Family and friends of Hannah Fizer, 25, are demanding answers from state officials after the convenience store worker was murdered by an as yet unidentified Pettis County deputy during a June 14 traffic stop in the city of Sedalia, Missouri. Sedalia, population 21,700, is located roughly 90 miles southeast of Kansas City.
Fizer, who was white, had been recently promoted to assistant manager and was on her way to work Saturday night at an Eagle Stop convenience store after spending the day with family and friends. She was pulled over by a Pettis County deputy at approximately 10 p.m. near West Broadway Boulevard and Winchester Drive.
According to the limited information provided in a press release by Patrol Sergeant Andy Bell of the Missouri State Highway Patrol, which has taken over the official investigation, the unidentified deputy initiated the traffic stop after Fizer was observed “speeding” as well as engaging in “careless and imprudent driving.”
The seven-sentence press release then states that “the subject was non-compliant” and “allegedly threatened the deputy by stating she was armed and going to shoot him.” The very next sentence alleges that “The incident escalated quickly and the deputy discharged his weapon, striking the suspect.”
Fizer was pronounced dead by Pettis County Coroner Robert Smith shortly after he arrived at the scene of the crime Saturday evening. The deputy was not injured.
In an interview Sunday morning with the Sedalia Democrat Pettis County Sheriff Kevin Bond confirmed that there was no bodycam or dashcam footage of Fizer’s murder. Bond also could not confirm if any weapon was recovered in the vehicle or what the circumstances were that led to the “escalation.”
As part of the investigation police are combing the surrounding area for security camera footage and asking “anyone with information” to contact them. Why the killer cop did not have a body camera or a dashcam has not yet been volunteered by police spokespersons.
Notably the deputy who murdered Fizer has yet to be interviewed or publicly identified. According to investigators a warrant to search the young woman’s vehicle is “still pending.”
Fizer’s family have disputed police accounts that she was armed or would have threatened a police officer. Hannah’s father John Fizer, in an interview with the Kansas City Star, claimed Hannah “… wouldn’t shoot a frog,” and the only thing she carried with her was “a cell phone,” and “… is not threatening in any way.” “She’d be the first one to give to a beggar on the street.”
Hannah’s stepmother Lori Fizer, 51, likewise did not know her to carry a weapon, telling the Star, “We need to know exactly how everything went down.” “She weighed a whole 145 pounds and she was by herself.”
Fizer’s aunt Frances Fizer-Gaddy, 56, who lived a short drive from her niece’s apartment, drove to the site of the shooting where she found blood on the pavement along with some fresh flowers recently left behind.

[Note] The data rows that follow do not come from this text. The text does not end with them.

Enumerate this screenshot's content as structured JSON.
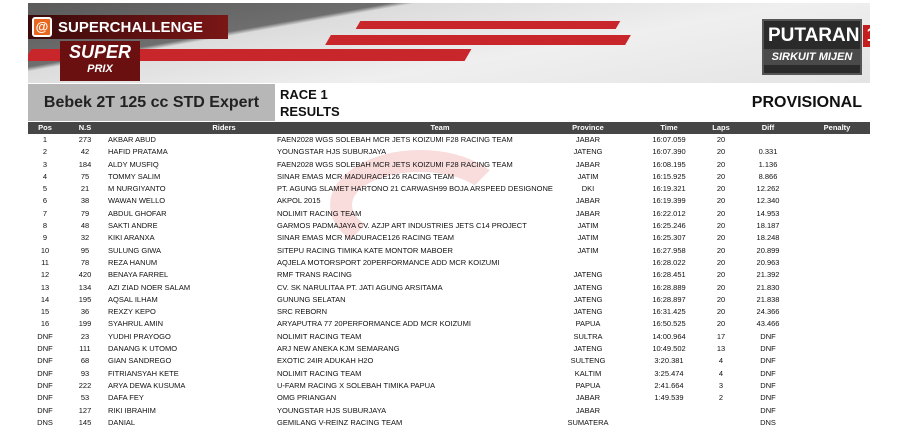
{
  "banner": {
    "brand": "SUPERCHALLENGE",
    "logo_main": "SUPER",
    "logo_sub": "PRIX",
    "round_label": "PUTARAN",
    "round_number": "1",
    "circuit": "SIRKUIT MIJEN"
  },
  "category": "Bebek 2T 125 cc STD Expert",
  "race": "RACE 1",
  "subtitle": "RESULTS",
  "status": "PROVISIONAL",
  "columns": [
    "Pos",
    "N.S",
    "Riders",
    "Team",
    "Province",
    "Time",
    "Laps",
    "Diff",
    "Penalty"
  ],
  "rows": [
    [
      "1",
      "273",
      "AKBAR ABUD",
      "FAEN2028 WGS SOLEBAH MCR JETS KOIZUMI F28 RACING TEAM",
      "JABAR",
      "16:07.059",
      "20",
      "",
      ""
    ],
    [
      "2",
      "42",
      "HAFID PRATAMA",
      "YOUNGSTAR HJS SUBURJAYA",
      "JATENG",
      "16:07.390",
      "20",
      "0.331",
      ""
    ],
    [
      "3",
      "184",
      "ALDY MUSFIQ",
      "FAEN2028 WGS SOLEBAH MCR JETS KOIZUMI F28 RACING TEAM",
      "JABAR",
      "16:08.195",
      "20",
      "1.136",
      ""
    ],
    [
      "4",
      "75",
      "TOMMY SALIM",
      "SINAR EMAS MCR MADURACE126 RACING TEAM",
      "JATIM",
      "16:15.925",
      "20",
      "8.866",
      ""
    ],
    [
      "5",
      "21",
      "M NURGIYANTO",
      "PT. AGUNG SLAMET HARTONO 21 CARWASH99 BOJA ARSPEED DESIGNONE",
      "DKI",
      "16:19.321",
      "20",
      "12.262",
      ""
    ],
    [
      "6",
      "38",
      "WAWAN WELLO",
      "AKPOL 2015",
      "JABAR",
      "16:19.399",
      "20",
      "12.340",
      ""
    ],
    [
      "7",
      "79",
      "ABDUL GHOFAR",
      "NOLIMIT RACING TEAM",
      "JABAR",
      "16:22.012",
      "20",
      "14.953",
      ""
    ],
    [
      "8",
      "48",
      "SAKTI ANDRE",
      "GARMOS PADMAJAYA CV. AZJP ART INDUSTRIES JETS C14 PROJECT",
      "JATIM",
      "16:25.246",
      "20",
      "18.187",
      ""
    ],
    [
      "9",
      "32",
      "KIKI ARANXA",
      "SINAR EMAS MCR MADURACE126 RACING TEAM",
      "JATIM",
      "16:25.307",
      "20",
      "18.248",
      ""
    ],
    [
      "10",
      "95",
      "SULUNG GIWA",
      "SITEPU RACING TIMIKA KATE MONTOR MABOER",
      "JATIM",
      "16:27.958",
      "20",
      "20.899",
      ""
    ],
    [
      "11",
      "78",
      "REZA HANUM",
      "AQJELA MOTORSPORT 20PERFORMANCE ADD MCR KOIZUMI",
      "",
      "16:28.022",
      "20",
      "20.963",
      ""
    ],
    [
      "12",
      "420",
      "BENAYA FARREL",
      "RMF TRANS RACING",
      "JATENG",
      "16:28.451",
      "20",
      "21.392",
      ""
    ],
    [
      "13",
      "134",
      "AZI ZIAD NOER SALAM",
      "CV. SK NARULITAA PT. JATI AGUNG ARSITAMA",
      "JATENG",
      "16:28.889",
      "20",
      "21.830",
      ""
    ],
    [
      "14",
      "195",
      "AQSAL ILHAM",
      "GUNUNG SELATAN",
      "JATENG",
      "16:28.897",
      "20",
      "21.838",
      ""
    ],
    [
      "15",
      "36",
      "REXZY KEPO",
      "SRC REBORN",
      "JATENG",
      "16:31.425",
      "20",
      "24.366",
      ""
    ],
    [
      "16",
      "199",
      "SYAHRUL AMIN",
      "ARYAPUTRA 77 20PERFORMANCE ADD MCR KOIZUMI",
      "PAPUA",
      "16:50.525",
      "20",
      "43.466",
      ""
    ],
    [
      "DNF",
      "23",
      "YUDHI PRAYOGO",
      "NOLIMIT RACING TEAM",
      "SULTRA",
      "14:00.964",
      "17",
      "DNF",
      ""
    ],
    [
      "DNF",
      "111",
      "DANANG K UTOMO",
      "ARJ NEW ANEKA KJM SEMARANG",
      "JATENG",
      "10:49.502",
      "13",
      "DNF",
      ""
    ],
    [
      "DNF",
      "68",
      "GIAN SANDREGO",
      "EXOTIC 24IR ADUKAH H2O",
      "SULTENG",
      "3:20.381",
      "4",
      "DNF",
      ""
    ],
    [
      "DNF",
      "93",
      "FITRIANSYAH KETE",
      "NOLIMIT RACING TEAM",
      "KALTIM",
      "3:25.474",
      "4",
      "DNF",
      ""
    ],
    [
      "DNF",
      "222",
      "ARYA DEWA KUSUMA",
      "U-FARM RACING X SOLEBAH TIMIKA PAPUA",
      "PAPUA",
      "2:41.664",
      "3",
      "DNF",
      ""
    ],
    [
      "DNF",
      "53",
      "DAFA FEY",
      "OMG PRIANGAN",
      "JABAR",
      "1:49.539",
      "2",
      "DNF",
      ""
    ],
    [
      "DNF",
      "127",
      "RIKI IBRAHIM",
      "YOUNGSTAR HJS SUBURJAYA",
      "JABAR",
      "",
      "",
      "DNF",
      ""
    ],
    [
      "DNS",
      "145",
      "DANIAL",
      "GEMILANG V-REINZ RACING TEAM",
      "SUMATERA",
      "",
      "",
      "DNS",
      ""
    ]
  ],
  "colors": {
    "header_bg": "#464646",
    "category_bg": "#b7b7b7",
    "accent": "#c9262b"
  }
}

Fizer-Gaddy also believes that her niece did not carry a firearm and that her easy-going and quiet personality did not match the description of the aggressive assailant with a death wish as police have portrayed her. “I just want them to get to the bottom of it, get to the truth.”
Speaking to the Star three days after her murder, Fizer’s boyfriend James Johnson, 22, asked a simple question for state investigators: “Where’s the gun?”
Fizer graduated from Marshall High School in 2014 and is survived by her 21-year-old brother and four step-siblings. Since she did not have life insurance; the family is asking for donations to help cover funeral costs through the Rea Funeral Chapel in Sedalia.
Fizer was the second person killed by Missouri police on Saturday. An unidentified white male was shot by Kansas City Police Department officers Saturday afternoon at roughly 2 p.m. after fleeing from police. The man allegedly pointed a handgun at officers as he ran from the scene of an accident. As with Fizer’s killing, the Missouri State Highway Patrol will be overseeing the investigation.
These latest slayings are grim reminders of the class nature of police violence and an objective repudiation of the racialist narrative put forth by the Democratic Party and their functionaries. Police are once again on track to kill over 1,000 people this year. While African-Americans are disproportionately murdered, the largest number of victims are white and all are overwhelmingly poor and working class.
Figures provided by the Washington Post, which are several weeks old, estimate that 479 have been killed by police so far this year, 191 of which the Post classifies as white, not including these two most recent slayings.